The whole commercial has this little monster running around town surreptitiously documenting all the fun you can expect.  First, he frightens some dogs...apparently Key West dogs are total wusses. Or maybe they're tourist dogs and they didn't know what they were getting into thinking they could survive the wrath of Key West Mutant Catdom.


Then, the commercial moves on into what appears to be its main theme...peeking up skirts!

 If they're going after Beatles fans, they might do better than invoking The man in the crowd with the multi-colored mirrors on his hobnailed boots.  Just saying.

And just so you know...the girls must love it.

I don't know about you, but she scares the shit out of me!

And for good measure, let's finish off the spot with...

The Creepy Pervy Pirate!

On second thought, I consider that commercial to be a Public Service.  There's a naive honesty to the spot that sort of warns off normal people.  Hey, would you want to hang out with anyone that commercial attracted?
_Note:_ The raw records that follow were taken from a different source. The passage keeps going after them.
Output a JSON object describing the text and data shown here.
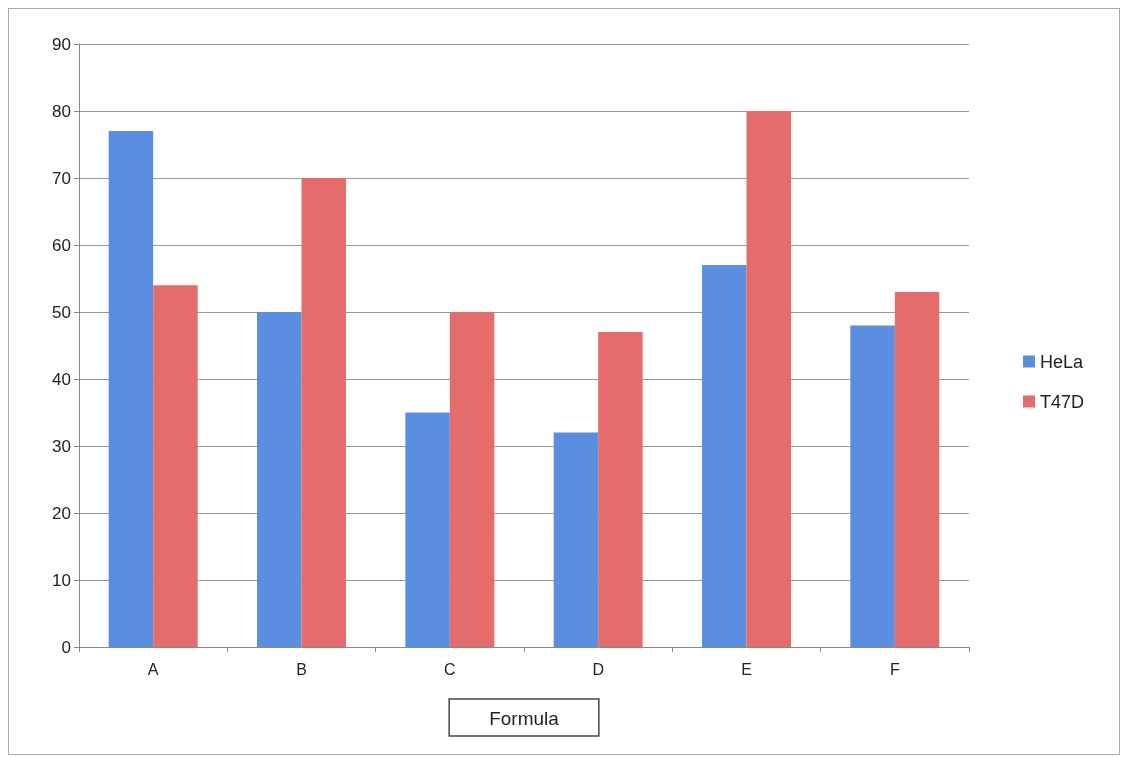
{
  "chart_data": {
    "type": "bar",
    "xlabel": "Formula",
    "categories": [
      "A",
      "B",
      "C",
      "D",
      "E",
      "F"
    ],
    "series": [
      {
        "name": "HeLa",
        "color": "#5b8de0",
        "values": [
          77,
          50,
          35,
          32,
          57,
          48
        ]
      },
      {
        "name": "T47D",
        "color": "#e46c6a",
        "values": [
          54,
          70,
          50,
          47,
          80,
          53
        ]
      }
    ],
    "ylim": [
      0,
      90
    ],
    "yticks": [
      0,
      10,
      20,
      30,
      40,
      50,
      60,
      70,
      80,
      90
    ],
    "grid": "y",
    "legend": "right"
  }
}
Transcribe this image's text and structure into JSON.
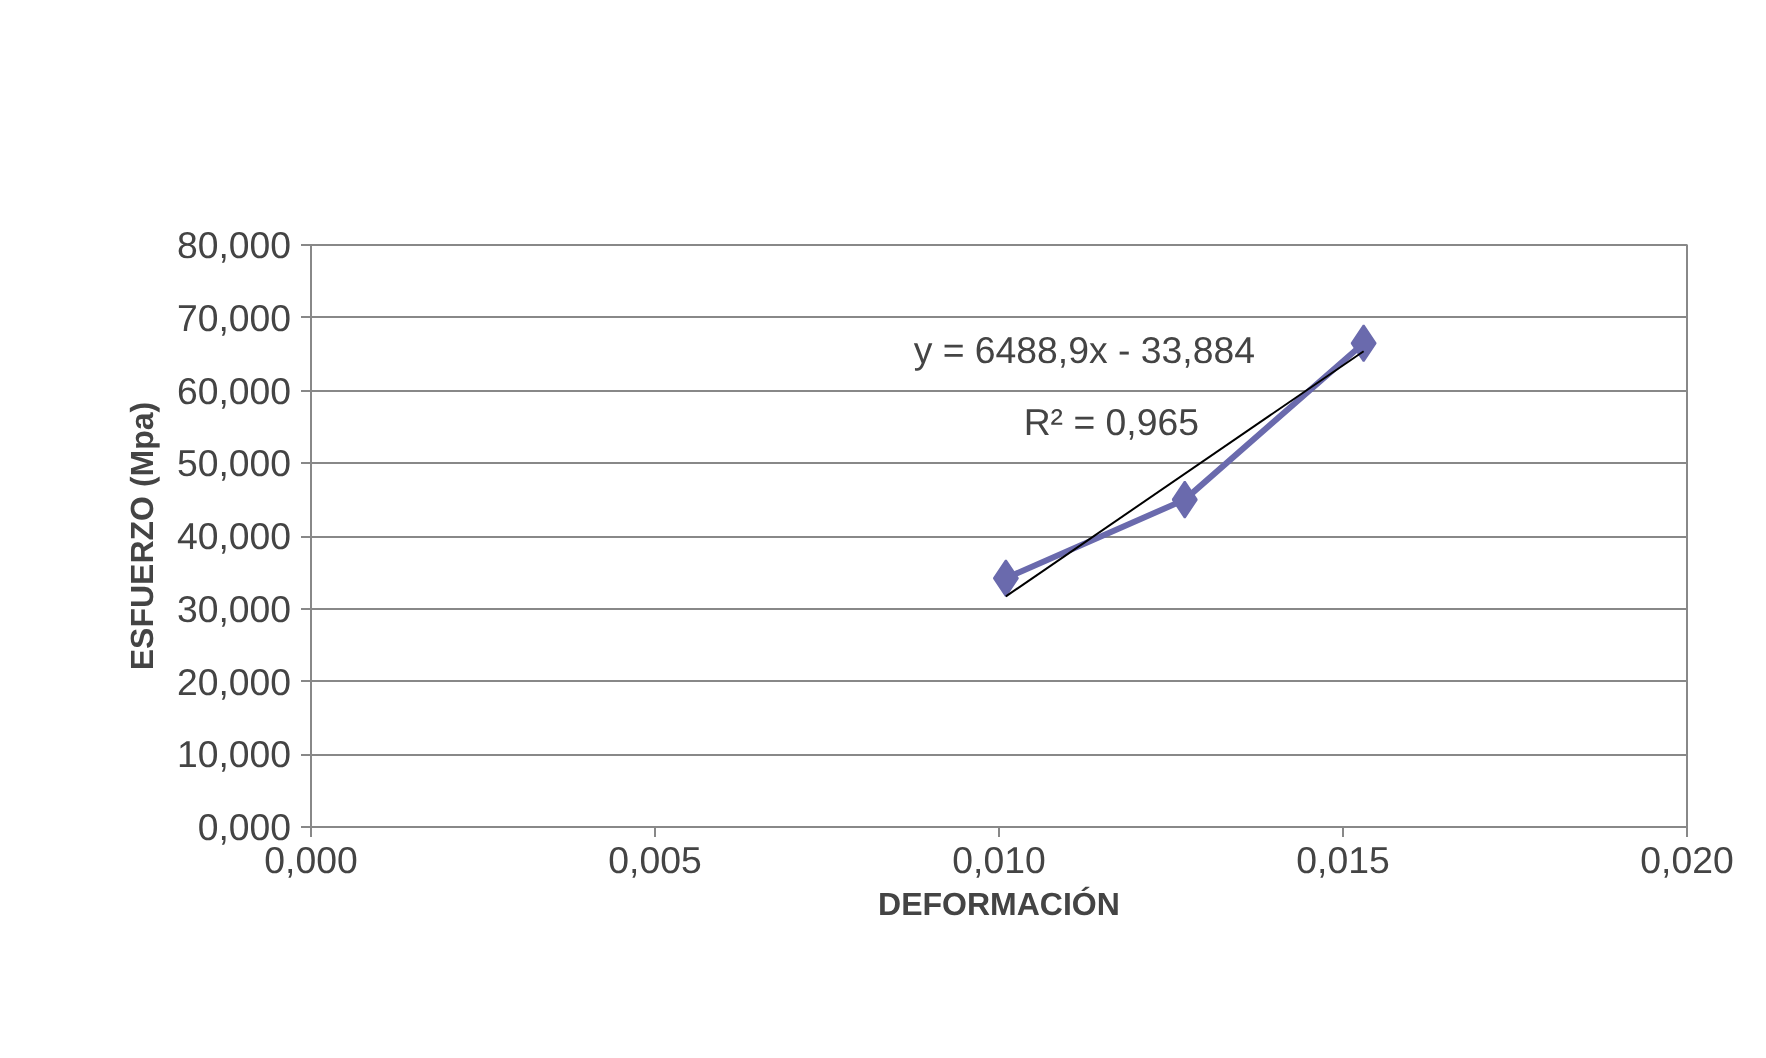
{
  "chart_data": {
    "type": "line",
    "xlabel": "DEFORMACIÓN",
    "ylabel": "ESFUERZO (Mpa)",
    "series": [
      {
        "color": "#6a6aad",
        "x": [
          0.0101,
          0.0127,
          0.0153
        ],
        "values": [
          34.2,
          45.0,
          66.5
        ],
        "marker": "diamond"
      },
      {
        "color": "#000000",
        "x": [
          0.0101,
          0.0153
        ],
        "values": [
          31.7,
          65.4
        ],
        "marker": "none"
      }
    ],
    "xlim": [
      0,
      0.02
    ],
    "xticks": [
      {
        "value": 0,
        "label": "0,000"
      },
      {
        "value": 0.005,
        "label": "0,005"
      },
      {
        "value": 0.01,
        "label": "0,010"
      },
      {
        "value": 0.015,
        "label": "0,015"
      },
      {
        "value": 0.02,
        "label": "0,020"
      }
    ],
    "ylim": [
      0,
      80
    ],
    "yticks": [
      {
        "value": 0,
        "label": "0,000"
      },
      {
        "value": 10,
        "label": "10,000"
      },
      {
        "value": 20,
        "label": "20,000"
      },
      {
        "value": 30,
        "label": "30,000"
      },
      {
        "value": 40,
        "label": "40,000"
      },
      {
        "value": 50,
        "label": "50,000"
      },
      {
        "value": 60,
        "label": "60,000"
      },
      {
        "value": 70,
        "label": "70,000"
      },
      {
        "value": 80,
        "label": "80,000"
      }
    ],
    "grid": "y",
    "annotations": [
      "y = 6488,9x - 33,884",
      "R² = 0,965"
    ]
  }
}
So, assuming you're all safely ensconced anywhere other than The Outback, or an Irving, or Key West...have a happy Sunday. 

BTW,  I've reset my clock and I know the title of this is obsolete since, technically, it's after noon, but I'm always ruthlessly selective about time during the day we change the clocks.  I'll be thinking, "but it's really only  ___O'clock", for the another week.

1 comment:

Tom said...

Wow! He was right. It was a long, strange trip. But you brought us all the way back with the Key West 6-toed Cat Cam. I wonder about the distribution of toes. Is it 2-2-1-1? Maybe 3 toes on one paw and one each on the other 3 paws? How about 6 toes on one paw, and no toes on any other. No-toes sounds like a perv-ectly fine cat name, especially in Key West. And now for a Brit roundabout-turn to bring us back from this long strange comment, too?

Thanks, Nathan. You see what you did to me?

Oh oh. wectines: WTF, but it sure sounds like it means something.